Building Golden Voice Recording Co. (origins of Golden Voice part 4)

Golden Voice studio outside wall


By 1965 Jerry Milam found himself in need of a proper studio facility.   He had built a first class four track studio in his basement but couldn’t continue to record at home due to noise complaints.  He needed a place he could afford as well as a place where the work would not be interrupted by problematic neighbors. The solution was to build on the rural outskirts of Pekin, Illinois in the village of South Pekin.  South Pekin was the only place in the area with cheap land at the time. The kind of place where even a downtown address meant you were surrounded by a cornfield.  After some searching Jerry was able to purchase an acre of land at 700 W Main for the low price of $1500. This spot ten miles outside of the small town of Pekin is where he would build his studio.
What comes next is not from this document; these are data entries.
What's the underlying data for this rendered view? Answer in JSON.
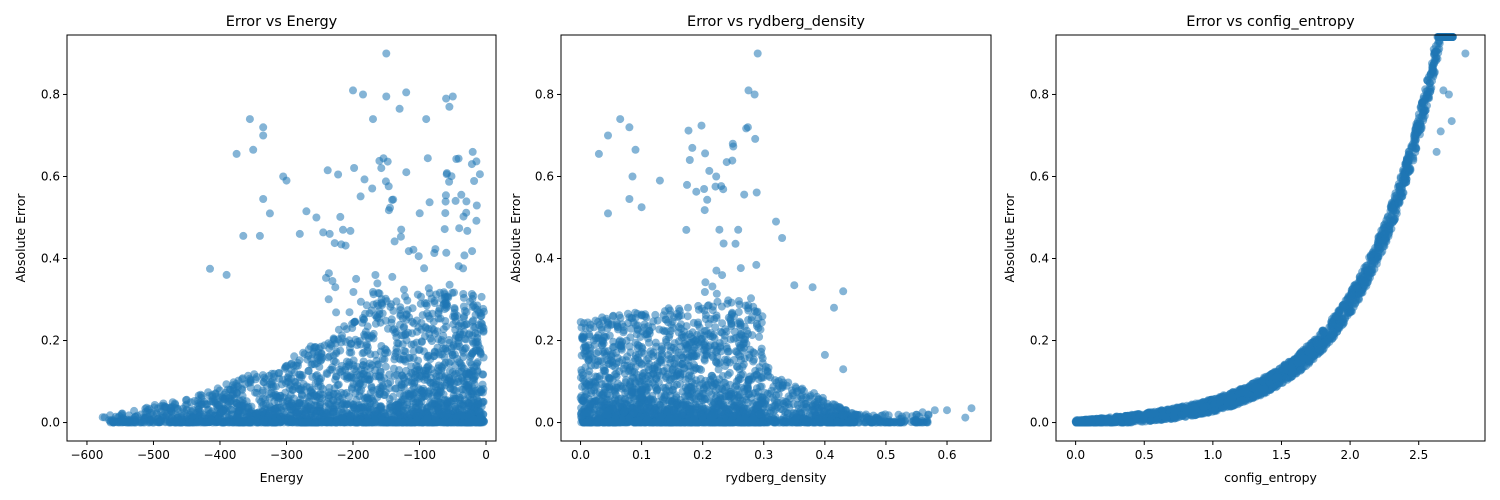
{
  "colors": {
    "point": "#1f77b4",
    "axis": "#000000",
    "background": "#ffffff"
  },
  "chart_data": [
    {
      "type": "scatter",
      "title": "Error vs Energy",
      "xlabel": "Energy",
      "ylabel": "Absolute Error",
      "xlim": [
        -630,
        15
      ],
      "ylim": [
        -0.045,
        0.945
      ],
      "xticks": [
        -600,
        -500,
        -400,
        -300,
        -200,
        -100,
        0
      ],
      "yticks": [
        0.0,
        0.2,
        0.4,
        0.6,
        0.8
      ],
      "xtick_labels": [
        "−600",
        "−500",
        "−400",
        "−300",
        "−200",
        "−100",
        "0"
      ],
      "ytick_labels": [
        "0.0",
        "0.2",
        "0.4",
        "0.6",
        "0.8"
      ],
      "grid": false,
      "outliers": [
        [
          -150,
          0.9
        ],
        [
          -355,
          0.74
        ],
        [
          -335,
          0.72
        ],
        [
          -335,
          0.7
        ],
        [
          -350,
          0.665
        ],
        [
          -375,
          0.655
        ],
        [
          -200,
          0.81
        ],
        [
          -185,
          0.8
        ],
        [
          -150,
          0.795
        ],
        [
          -120,
          0.805
        ],
        [
          -130,
          0.765
        ],
        [
          -60,
          0.79
        ],
        [
          -55,
          0.77
        ],
        [
          -50,
          0.795
        ],
        [
          -170,
          0.74
        ],
        [
          -90,
          0.74
        ],
        [
          -20,
          0.66
        ],
        [
          -305,
          0.6
        ],
        [
          -300,
          0.59
        ],
        [
          -335,
          0.545
        ],
        [
          -325,
          0.51
        ],
        [
          -270,
          0.515
        ],
        [
          -255,
          0.5
        ],
        [
          -280,
          0.46
        ],
        [
          -235,
          0.46
        ],
        [
          -215,
          0.47
        ],
        [
          -415,
          0.375
        ],
        [
          -390,
          0.36
        ],
        [
          -365,
          0.455
        ],
        [
          -340,
          0.455
        ]
      ]
    },
    {
      "type": "scatter",
      "title": "Error vs rydberg_density",
      "xlabel": "rydberg_density",
      "ylabel": "Absolute Error",
      "xlim": [
        -0.032,
        0.672
      ],
      "ylim": [
        -0.045,
        0.945
      ],
      "xticks": [
        0.0,
        0.1,
        0.2,
        0.3,
        0.4,
        0.5,
        0.6
      ],
      "yticks": [
        0.0,
        0.2,
        0.4,
        0.6,
        0.8
      ],
      "xtick_labels": [
        "0.0",
        "0.1",
        "0.2",
        "0.3",
        "0.4",
        "0.5",
        "0.6"
      ],
      "ytick_labels": [
        "0.0",
        "0.2",
        "0.4",
        "0.6",
        "0.8"
      ],
      "grid": false,
      "outliers": [
        [
          0.29,
          0.9
        ],
        [
          0.275,
          0.81
        ],
        [
          0.285,
          0.8
        ],
        [
          0.065,
          0.74
        ],
        [
          0.08,
          0.72
        ],
        [
          0.045,
          0.7
        ],
        [
          0.09,
          0.665
        ],
        [
          0.03,
          0.655
        ],
        [
          0.085,
          0.6
        ],
        [
          0.13,
          0.59
        ],
        [
          0.08,
          0.545
        ],
        [
          0.1,
          0.525
        ],
        [
          0.045,
          0.51
        ],
        [
          0.43,
          0.32
        ],
        [
          0.6,
          0.03
        ],
        [
          0.64,
          0.035
        ],
        [
          0.63,
          0.012
        ],
        [
          0.58,
          0.03
        ],
        [
          0.56,
          0.025
        ],
        [
          0.38,
          0.33
        ],
        [
          0.35,
          0.335
        ],
        [
          0.415,
          0.28
        ],
        [
          0.4,
          0.165
        ],
        [
          0.43,
          0.13
        ],
        [
          0.32,
          0.49
        ],
        [
          0.33,
          0.45
        ]
      ]
    },
    {
      "type": "scatter",
      "title": "Error vs config_entropy",
      "xlabel": "config_entropy",
      "ylabel": "Absolute Error",
      "xlim": [
        -0.143,
        2.983
      ],
      "ylim": [
        -0.045,
        0.945
      ],
      "xticks": [
        0.0,
        0.5,
        1.0,
        1.5,
        2.0,
        2.5
      ],
      "yticks": [
        0.0,
        0.2,
        0.4,
        0.6,
        0.8
      ],
      "xtick_labels": [
        "0.0",
        "0.5",
        "1.0",
        "1.5",
        "2.0",
        "2.5"
      ],
      "ytick_labels": [
        "0.0",
        "0.2",
        "0.4",
        "0.6",
        "0.8"
      ],
      "grid": false,
      "outliers": [
        [
          2.84,
          0.9
        ],
        [
          2.72,
          0.8
        ],
        [
          2.68,
          0.81
        ],
        [
          2.74,
          0.735
        ],
        [
          2.63,
          0.66
        ],
        [
          2.66,
          0.71
        ]
      ]
    }
  ]
}
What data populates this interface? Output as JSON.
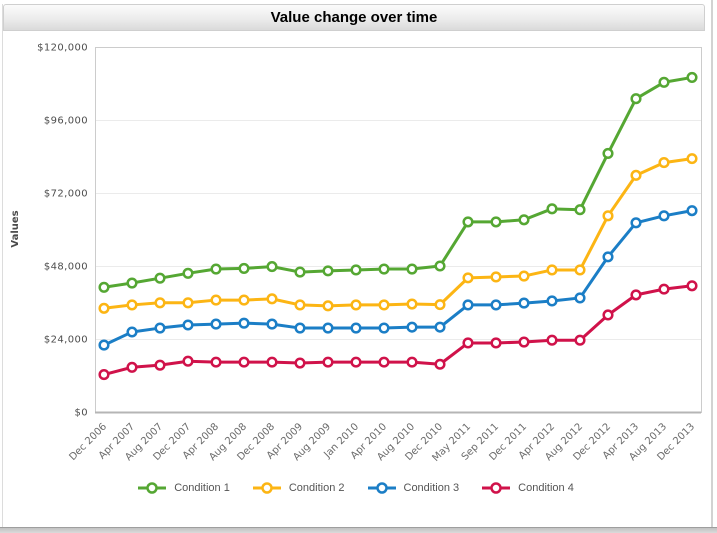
{
  "window": {
    "title": "Value change over time"
  },
  "colors": {
    "titlebar_text": "#000000",
    "plot_border": "#cccccc",
    "grid": "#ebebeb",
    "axis_line": "#b5b5b5",
    "tick_label": "#4d4d4d",
    "axis_label": "#6b6b6b",
    "y_axis_title": "#4a4a4a",
    "legend_text": "#555555",
    "marker_fill": "#ffffff"
  },
  "chart_data": {
    "type": "line",
    "title": "Value change over time",
    "xlabel": "",
    "ylabel": "Values",
    "ylim": [
      0,
      120000
    ],
    "grid": "horizontal",
    "legend_position": "bottom-center",
    "marker": "open-circle",
    "y_ticks": {
      "values": [
        0,
        24000,
        48000,
        72000,
        96000,
        120000
      ],
      "labels": [
        "$0",
        "$24,000",
        "$48,000",
        "$72,000",
        "$96,000",
        "$120,000"
      ]
    },
    "categories": [
      "Dec 2006",
      "Apr 2007",
      "Aug 2007",
      "Dec 2007",
      "Apr 2008",
      "Aug 2008",
      "Dec 2008",
      "Apr 2009",
      "Aug 2009",
      "Jan 2010",
      "Apr 2010",
      "Aug 2010",
      "Dec 2010",
      "May 2011",
      "Sep 2011",
      "Dec 2011",
      "Apr 2012",
      "Aug 2012",
      "Dec 2012",
      "Apr 2013",
      "Aug 2013",
      "Dec 2013"
    ],
    "series": [
      {
        "name": "Condition 1",
        "color": "#55A733",
        "values": [
          41000,
          42400,
          44000,
          45600,
          47000,
          47200,
          47800,
          46000,
          46400,
          46700,
          47000,
          47000,
          48000,
          62500,
          62500,
          63200,
          66800,
          66500,
          85000,
          103000,
          108400,
          110000
        ]
      },
      {
        "name": "Condition 2",
        "color": "#FCB514",
        "values": [
          34100,
          35200,
          35900,
          35900,
          36800,
          36800,
          37200,
          35200,
          34900,
          35200,
          35200,
          35500,
          35300,
          44100,
          44400,
          44700,
          46700,
          46700,
          64500,
          77800,
          82000,
          83300
        ]
      },
      {
        "name": "Condition 3",
        "color": "#1B7EC6",
        "values": [
          22000,
          26300,
          27600,
          28600,
          28900,
          29200,
          28900,
          27600,
          27600,
          27600,
          27600,
          27900,
          27900,
          35200,
          35200,
          35800,
          36500,
          37500,
          51000,
          62200,
          64500,
          66200
        ]
      },
      {
        "name": "Condition 4",
        "color": "#D0124A",
        "values": [
          12300,
          14700,
          15400,
          16700,
          16400,
          16400,
          16400,
          16100,
          16400,
          16400,
          16400,
          16400,
          15700,
          22700,
          22700,
          23000,
          23600,
          23600,
          31900,
          38500,
          40400,
          41500
        ]
      }
    ]
  }
}
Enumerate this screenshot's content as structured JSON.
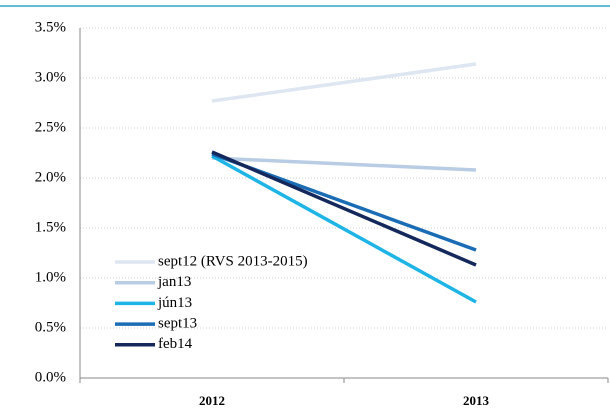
{
  "chart_data": {
    "type": "line",
    "categories": [
      "2012",
      "2013"
    ],
    "series": [
      {
        "name": "sept12 (RVS 2013-2015)",
        "color": "#dde6f1",
        "values": [
          2.77,
          3.14
        ]
      },
      {
        "name": "jan13",
        "color": "#b8cce4",
        "values": [
          2.2,
          2.08
        ]
      },
      {
        "name": "jún13",
        "color": "#1fb4e6",
        "values": [
          2.22,
          0.76
        ]
      },
      {
        "name": "sept13",
        "color": "#1a6cb4",
        "values": [
          2.24,
          1.28
        ]
      },
      {
        "name": "feb14",
        "color": "#14285c",
        "values": [
          2.26,
          1.13
        ]
      }
    ],
    "ylim": [
      0,
      3.5
    ],
    "yticks": [
      {
        "value": 0,
        "label": "0.0%"
      },
      {
        "value": 0.5,
        "label": "0.5%"
      },
      {
        "value": 1,
        "label": "1.0%"
      },
      {
        "value": 1.5,
        "label": "1.5%"
      },
      {
        "value": 2,
        "label": "2.0%"
      },
      {
        "value": 2.5,
        "label": "2.5%"
      },
      {
        "value": 3,
        "label": "3.0%"
      },
      {
        "value": 3.5,
        "label": "3.5%"
      }
    ],
    "grid": true,
    "legend": "lower-left"
  }
}
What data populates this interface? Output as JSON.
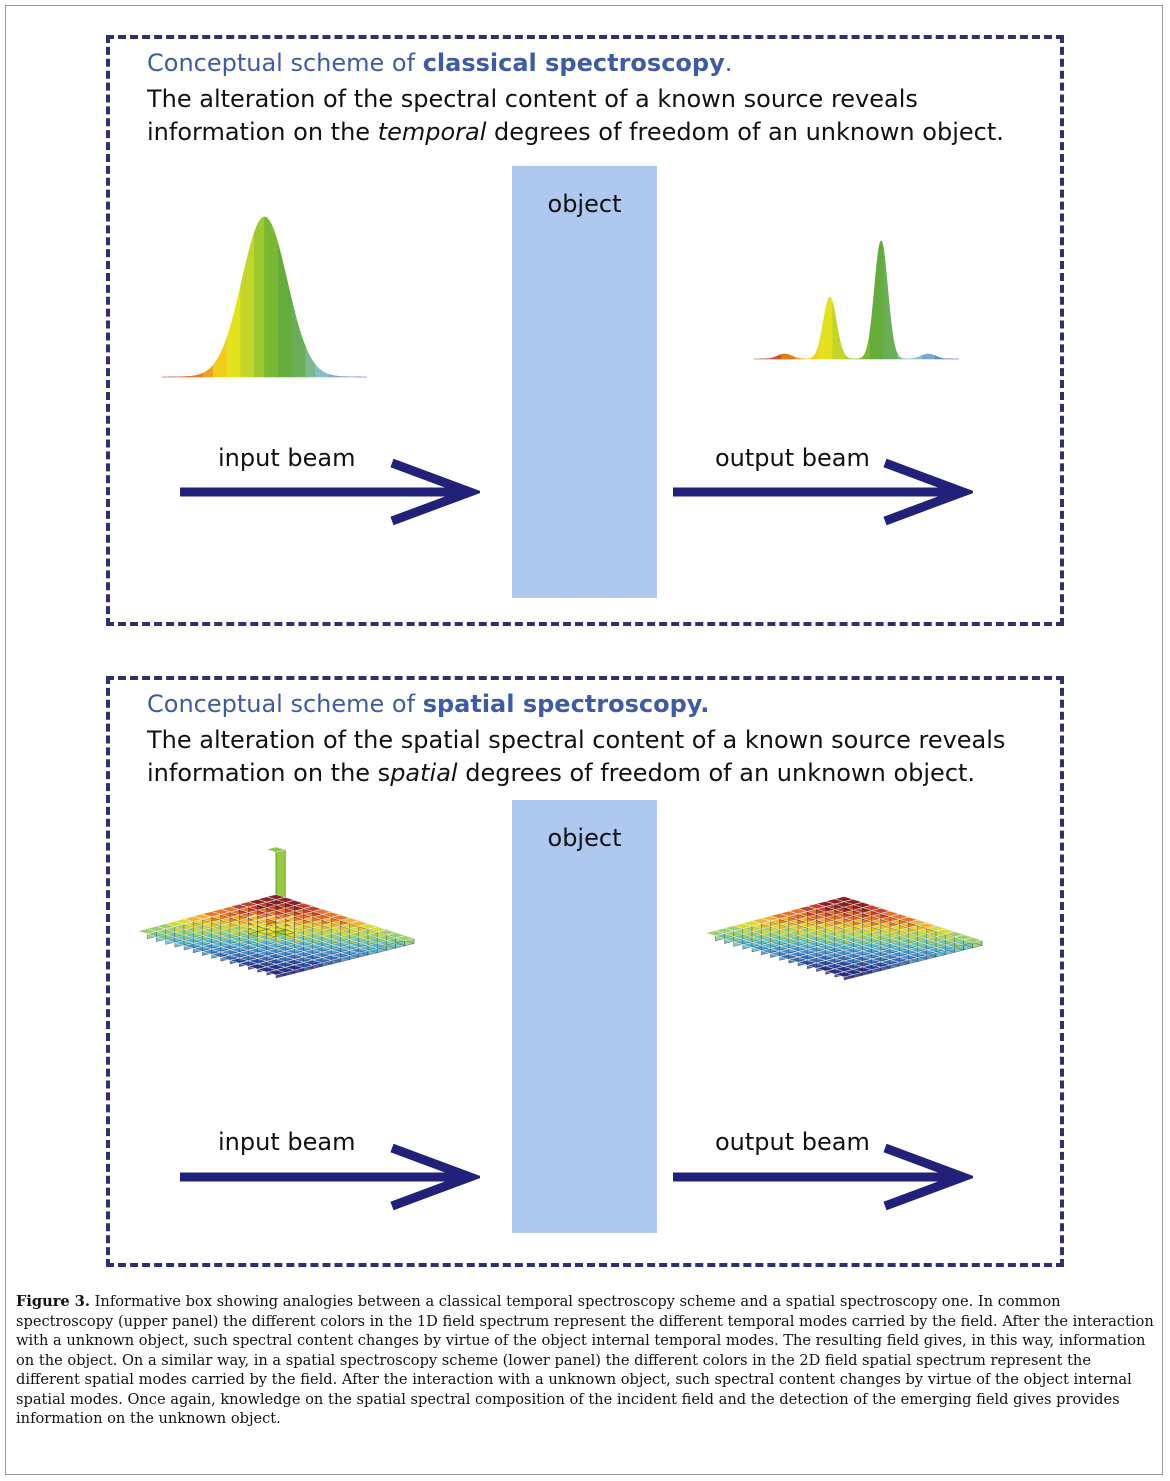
{
  "panels": [
    {
      "heading_prefix": "Conceptual scheme of ",
      "heading_bold": "classical spectroscopy",
      "heading_suffix": ".",
      "desc_part1": "The alteration of the spectral content of a known source reveals information on the ",
      "desc_italic": "temporal",
      "desc_part2": " degrees of freedom of an unknown object.",
      "object_label": "object",
      "input_label": "input beam",
      "output_label": "output beam"
    },
    {
      "heading_prefix": "Conceptual scheme of ",
      "heading_bold": "spatial spectroscopy.",
      "heading_suffix": "",
      "desc_part1": "The alteration of the spatial spectral content of a known source reveals information on the s",
      "desc_italic": "patial",
      "desc_part2": " degrees of freedom of an unknown object.",
      "object_label": "object",
      "input_label": "input beam",
      "output_label": "output beam"
    }
  ],
  "caption": {
    "label": "Figure 3.",
    "text": " Informative box showing analogies between a classical temporal spectroscopy scheme and a spatial spectroscopy one. In common spectroscopy (upper panel) the different colors in the 1D field spectrum represent the different temporal modes carried by the field. After the interaction with a unknown object, such spectral content changes by virtue of the object internal temporal modes. The resulting field gives, in this way, information on the object. On a similar way, in a spatial spectroscopy scheme (lower panel) the different colors in the 2D field spatial spectrum represent the different spatial modes carried by the field. After the interaction with a unknown object, such spectral content changes by virtue of the object internal spatial modes. Once again, knowledge on the spatial spectral composition of the incident field and the detection of the emerging field gives provides information on the unknown object."
  },
  "colors": {
    "border": "#2f2f74",
    "heading": "#3f5ba8",
    "object": "#aec8f0",
    "arrow": "#21217a"
  }
}
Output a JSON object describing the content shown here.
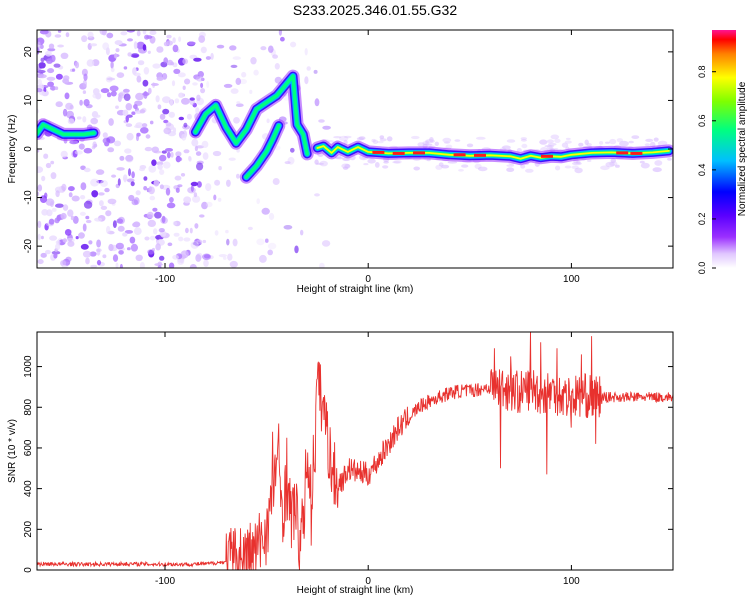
{
  "title": "S233.2025.346.01.55.G32",
  "colors": {
    "axis": "#000000",
    "snr_line": "#e8312e",
    "colormap": [
      "#ffffff",
      "#d9b8ff",
      "#9b30ff",
      "#4b00ff",
      "#0000ff",
      "#00bfff",
      "#00ff7f",
      "#7fff00",
      "#ffff00",
      "#ff8000",
      "#ff0000",
      "#ff1493"
    ]
  },
  "chart_data": [
    {
      "type": "heatmap",
      "title": "S233.2025.346.01.55.G32",
      "xlabel": "Height of straight line (km)",
      "ylabel": "Frequency (Hz)",
      "xlim": [
        -163,
        150
      ],
      "ylim": [
        -24.5,
        24.5
      ],
      "x_ticks": [
        -100,
        0,
        100
      ],
      "y_ticks": [
        -20,
        -10,
        0,
        10,
        20
      ],
      "noise_region_x": [
        -163,
        -80
      ],
      "series": [
        {
          "name": "ridge-main",
          "points": [
            [
              -25,
              0.2
            ],
            [
              -22,
              0.6
            ],
            [
              -18,
              -0.8
            ],
            [
              -15,
              0.4
            ],
            [
              -10,
              -0.6
            ],
            [
              -5,
              0.4
            ],
            [
              0,
              -0.6
            ],
            [
              10,
              -0.9
            ],
            [
              20,
              -0.8
            ],
            [
              30,
              -0.8
            ],
            [
              40,
              -1.2
            ],
            [
              50,
              -1.4
            ],
            [
              60,
              -1.3
            ],
            [
              70,
              -1.5
            ],
            [
              75,
              -2.0
            ],
            [
              80,
              -1.4
            ],
            [
              85,
              -1.8
            ],
            [
              90,
              -1.5
            ],
            [
              95,
              -1.6
            ],
            [
              100,
              -1.2
            ],
            [
              110,
              -0.8
            ],
            [
              120,
              -0.7
            ],
            [
              130,
              -0.9
            ],
            [
              140,
              -0.7
            ],
            [
              148,
              -0.4
            ]
          ]
        },
        {
          "name": "ridge-dispersive",
          "points": [
            [
              -85,
              3.5
            ],
            [
              -80,
              7.2
            ],
            [
              -75,
              9.0
            ],
            [
              -70,
              4.5
            ],
            [
              -65,
              1.2
            ],
            [
              -60,
              4.0
            ],
            [
              -55,
              8.2
            ],
            [
              -50,
              9.6
            ],
            [
              -45,
              11.0
            ],
            [
              -40,
              13.5
            ],
            [
              -37,
              15.0
            ],
            [
              -35,
              5.0
            ],
            [
              -32,
              3.0
            ],
            [
              -30,
              -1.0
            ]
          ]
        },
        {
          "name": "ridge-chirp",
          "points": [
            [
              -60,
              -5.8
            ],
            [
              -55,
              -3.5
            ],
            [
              -50,
              -0.5
            ],
            [
              -47,
              2.0
            ],
            [
              -44,
              4.8
            ]
          ]
        },
        {
          "name": "ridge-low-freq",
          "points": [
            [
              -163,
              3.2
            ],
            [
              -160,
              5.0
            ],
            [
              -150,
              3.0
            ],
            [
              -140,
              3.0
            ],
            [
              -135,
              3.3
            ]
          ]
        }
      ],
      "colorbar": {
        "label": "Normalized spectral amplitude",
        "range": [
          0,
          0.97
        ],
        "ticks": [
          0.0,
          0.2,
          0.4,
          0.6,
          0.8
        ]
      }
    },
    {
      "type": "line",
      "xlabel": "Height of straight line (km)",
      "ylabel": "SNR (10 * v/v)",
      "xlim": [
        -163,
        150
      ],
      "ylim": [
        0,
        1170
      ],
      "x_ticks": [
        -100,
        0,
        100
      ],
      "y_ticks": [
        0,
        200,
        400,
        600,
        800,
        1000
      ],
      "series": [
        {
          "name": "SNR",
          "x": [
            -163,
            -140,
            -120,
            -100,
            -90,
            -80,
            -70,
            -65,
            -60,
            -55,
            -50,
            -47,
            -45,
            -42,
            -40,
            -38,
            -36,
            -34,
            -32,
            -30,
            -28,
            -26,
            -25,
            -22,
            -20,
            -18,
            -15,
            -12,
            -10,
            -5,
            0,
            5,
            10,
            15,
            20,
            25,
            30,
            35,
            40,
            45,
            50,
            55,
            60,
            65,
            70,
            75,
            80,
            85,
            90,
            95,
            100,
            105,
            110,
            115,
            120,
            130,
            140,
            150
          ],
          "y": [
            30,
            28,
            30,
            28,
            28,
            30,
            40,
            60,
            70,
            100,
            200,
            380,
            560,
            300,
            420,
            250,
            330,
            140,
            200,
            580,
            350,
            700,
            900,
            800,
            650,
            500,
            420,
            450,
            500,
            480,
            470,
            540,
            620,
            700,
            750,
            800,
            830,
            850,
            870,
            880,
            880,
            890,
            900,
            900,
            890,
            870,
            900,
            870,
            880,
            860,
            850,
            860,
            850,
            850,
            850,
            850,
            850,
            850
          ]
        }
      ],
      "spikes": [
        [
          -47,
          680
        ],
        [
          -44,
          720
        ],
        [
          -40,
          650
        ],
        [
          -28,
          120
        ],
        [
          -26,
          480
        ],
        [
          -25,
          940
        ],
        [
          -24,
          1020
        ],
        [
          -22,
          850
        ],
        [
          -20,
          780
        ],
        [
          -16,
          420
        ],
        [
          62,
          1090
        ],
        [
          65,
          500
        ],
        [
          70,
          1050
        ],
        [
          80,
          1180
        ],
        [
          85,
          1120
        ],
        [
          88,
          470
        ],
        [
          93,
          1090
        ],
        [
          100,
          700
        ],
        [
          105,
          1060
        ],
        [
          110,
          1150
        ],
        [
          112,
          620
        ]
      ]
    }
  ]
}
Jerry and his uncle, Clifford Brandt, set about building the studio by hand. Over the course of the next year the building slowly began to take shape.  The building was constructed from cinder blocks.  The main room was 40′ x 60′ with a 24′ ceiling.  It featured early acoustic treatments and a dedicated echo chamber.  A four track control room over looked the main studio area.

The studio would be complete in 1966 but even before it was finished Jerry was testing and developing the sound of the studio.  The first group to record, even before the glass was installed between the main studio and the control room, was a band called The Wombats (see the Wombats bio here) from Metamora, IL. The Wombats were a popular local teen combo who were just beginning to have a need for recording. Wombats’ rhythm guitarist Greg Volz’s (later of Petra!) older brother Ron “Rockin’ R’s” Volz recommended Jerry Milam who Ron knew from the early Peoria rock n’ roll scene.  The Wombats would become key early users of the studio and, in some cases, would remain connected to Golden Voice until the end of the studio.  The first finished song recorded by The Wombats at Golden Voice was called: You Lied, it’ would remain unreleased from 1966 until now.




Another important figure in the origin of the Golden Voice story is Bill Porter. The legendary sound engineer would come to Pekin and lend guidance to Jerry during the initial phases of studio operation.

 By the beginning of 1967 the studio was in regular operation, facilitating recordings from novice to expert and everyone in between.